Estatuto da Igualdade Racial é tido como um grande marco na luta contra o racismo e a desigualdade étnico-racial no Brasil. Imagem: IRDEB
2010: É promulgado o Estatuto da Igualdade Racial (Lei 12.288/2010), que garante à população negra a efetivação igualdade de oportunidade e dos direitos étnicos individuais e coletivos e o combate à discriminação e às formas de intolerância étnica.
2012: É promulgada a Lei de Cotas (Lei nº 12.711), que garante que até 2016 seja feita a reserva de 50% das matrículas por curso e turno nas 59 universidades federais e 38 institutos federais de educação a alunos oriundos do Ensino Médio Público. Os demais 50% das vagas permanecem para ampla concorrência. Das vagas reservadas para a escola pública, metade será destinada para estudantes com renda mensal familiar até um salário mínimo e meio e para estudantes autodeclarados negros ou pardos ou indígenas, de acordo com o percentual desta população na localidade, seguindo dados estatísticos do IBGE.

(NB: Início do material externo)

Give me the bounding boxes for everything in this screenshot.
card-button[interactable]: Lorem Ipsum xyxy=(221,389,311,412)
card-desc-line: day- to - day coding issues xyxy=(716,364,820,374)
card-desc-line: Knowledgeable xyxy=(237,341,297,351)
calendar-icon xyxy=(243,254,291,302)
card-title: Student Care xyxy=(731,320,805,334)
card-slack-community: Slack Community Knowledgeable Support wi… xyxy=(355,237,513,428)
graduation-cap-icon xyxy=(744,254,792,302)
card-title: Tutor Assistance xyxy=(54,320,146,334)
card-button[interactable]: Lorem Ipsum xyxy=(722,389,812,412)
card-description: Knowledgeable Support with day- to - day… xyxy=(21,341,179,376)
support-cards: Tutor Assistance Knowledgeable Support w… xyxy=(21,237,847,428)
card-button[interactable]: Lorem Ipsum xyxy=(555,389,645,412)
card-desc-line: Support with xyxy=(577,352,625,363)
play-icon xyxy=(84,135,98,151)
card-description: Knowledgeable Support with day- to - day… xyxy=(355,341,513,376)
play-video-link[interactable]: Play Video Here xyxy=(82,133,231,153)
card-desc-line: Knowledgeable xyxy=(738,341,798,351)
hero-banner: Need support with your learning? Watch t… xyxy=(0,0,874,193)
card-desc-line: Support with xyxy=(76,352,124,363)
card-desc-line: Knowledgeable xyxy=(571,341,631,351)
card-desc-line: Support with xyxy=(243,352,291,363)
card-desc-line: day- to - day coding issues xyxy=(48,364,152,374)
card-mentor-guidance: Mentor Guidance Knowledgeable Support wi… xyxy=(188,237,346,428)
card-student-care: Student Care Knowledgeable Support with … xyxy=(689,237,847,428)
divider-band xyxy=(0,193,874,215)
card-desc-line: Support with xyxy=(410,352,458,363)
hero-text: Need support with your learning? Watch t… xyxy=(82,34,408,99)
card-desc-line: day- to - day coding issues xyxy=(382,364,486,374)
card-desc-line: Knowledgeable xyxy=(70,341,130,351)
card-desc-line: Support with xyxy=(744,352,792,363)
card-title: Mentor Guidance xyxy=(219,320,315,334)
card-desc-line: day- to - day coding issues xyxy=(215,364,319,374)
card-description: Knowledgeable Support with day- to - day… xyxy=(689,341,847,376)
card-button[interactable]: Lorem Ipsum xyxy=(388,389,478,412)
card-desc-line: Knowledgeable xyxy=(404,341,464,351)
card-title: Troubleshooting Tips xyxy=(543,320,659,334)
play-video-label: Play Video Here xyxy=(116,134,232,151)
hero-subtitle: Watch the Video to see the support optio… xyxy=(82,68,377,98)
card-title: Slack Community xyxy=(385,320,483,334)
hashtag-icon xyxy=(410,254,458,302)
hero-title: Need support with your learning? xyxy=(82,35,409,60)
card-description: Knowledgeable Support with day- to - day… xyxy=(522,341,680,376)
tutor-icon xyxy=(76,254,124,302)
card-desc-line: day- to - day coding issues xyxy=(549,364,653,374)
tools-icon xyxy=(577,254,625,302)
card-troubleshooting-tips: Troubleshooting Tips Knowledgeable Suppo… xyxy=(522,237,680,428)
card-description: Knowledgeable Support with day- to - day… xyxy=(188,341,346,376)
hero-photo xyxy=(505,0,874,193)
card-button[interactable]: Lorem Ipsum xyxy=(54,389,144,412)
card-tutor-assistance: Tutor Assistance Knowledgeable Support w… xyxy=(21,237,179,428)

Universidades federais devem alcançar meta de oferta de metade das vagas para alunos de escolas públicas. Medida favorece o acesso de estudantes de baixa renda, negros, indígenas ao ensino superior público.

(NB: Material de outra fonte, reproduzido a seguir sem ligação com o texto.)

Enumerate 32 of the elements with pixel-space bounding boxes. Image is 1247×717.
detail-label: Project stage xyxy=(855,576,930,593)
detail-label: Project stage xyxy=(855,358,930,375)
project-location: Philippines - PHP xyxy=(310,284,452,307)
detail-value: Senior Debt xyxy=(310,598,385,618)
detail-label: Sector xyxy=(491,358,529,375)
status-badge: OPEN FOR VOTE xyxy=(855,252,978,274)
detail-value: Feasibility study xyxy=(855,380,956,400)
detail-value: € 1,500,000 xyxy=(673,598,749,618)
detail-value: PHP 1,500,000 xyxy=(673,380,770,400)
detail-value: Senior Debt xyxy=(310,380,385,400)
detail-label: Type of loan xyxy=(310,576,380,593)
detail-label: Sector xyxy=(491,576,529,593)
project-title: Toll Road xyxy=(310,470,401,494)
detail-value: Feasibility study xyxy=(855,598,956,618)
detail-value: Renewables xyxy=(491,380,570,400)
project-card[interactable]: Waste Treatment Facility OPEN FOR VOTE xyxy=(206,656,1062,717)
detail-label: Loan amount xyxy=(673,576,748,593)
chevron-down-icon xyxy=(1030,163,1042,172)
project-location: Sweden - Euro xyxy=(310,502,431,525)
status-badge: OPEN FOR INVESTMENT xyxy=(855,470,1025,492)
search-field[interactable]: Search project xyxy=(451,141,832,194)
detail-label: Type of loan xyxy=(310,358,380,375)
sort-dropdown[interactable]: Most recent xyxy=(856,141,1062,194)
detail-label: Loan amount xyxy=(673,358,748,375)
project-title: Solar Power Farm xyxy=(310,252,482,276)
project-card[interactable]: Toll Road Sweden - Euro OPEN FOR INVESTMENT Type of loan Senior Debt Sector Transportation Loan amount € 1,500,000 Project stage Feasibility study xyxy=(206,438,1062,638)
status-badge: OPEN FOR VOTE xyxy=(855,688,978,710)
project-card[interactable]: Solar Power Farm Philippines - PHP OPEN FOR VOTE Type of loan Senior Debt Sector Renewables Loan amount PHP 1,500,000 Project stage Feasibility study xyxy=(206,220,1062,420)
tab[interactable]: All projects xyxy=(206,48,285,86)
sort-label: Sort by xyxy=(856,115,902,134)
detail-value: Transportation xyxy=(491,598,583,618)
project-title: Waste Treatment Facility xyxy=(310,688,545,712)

2016: Universidades e instituições federais de ensino devem cumprir a meta de oferecer 50% das vagas universitárias para estudantes de escolas públicas, instituída pela Lei de Cotas. Dessas vagas reservadas às cotas, metade são para estudantes de escolas públicas com renda familiar bruta igual ou inferior a um salário mínimo e meio per capita e metade para estudantes de escolas públicas com renda familiar superior a um salário mínimo e meio. Em ambos os casos, também é considerado para a oferta de vagas o percentual mínimo correspondente ao da soma de pretos, pardos e indígenas no estado, de acordo com o último censo demográfico do Instituto Brasileiro de Geografia e Estatística (IBGE).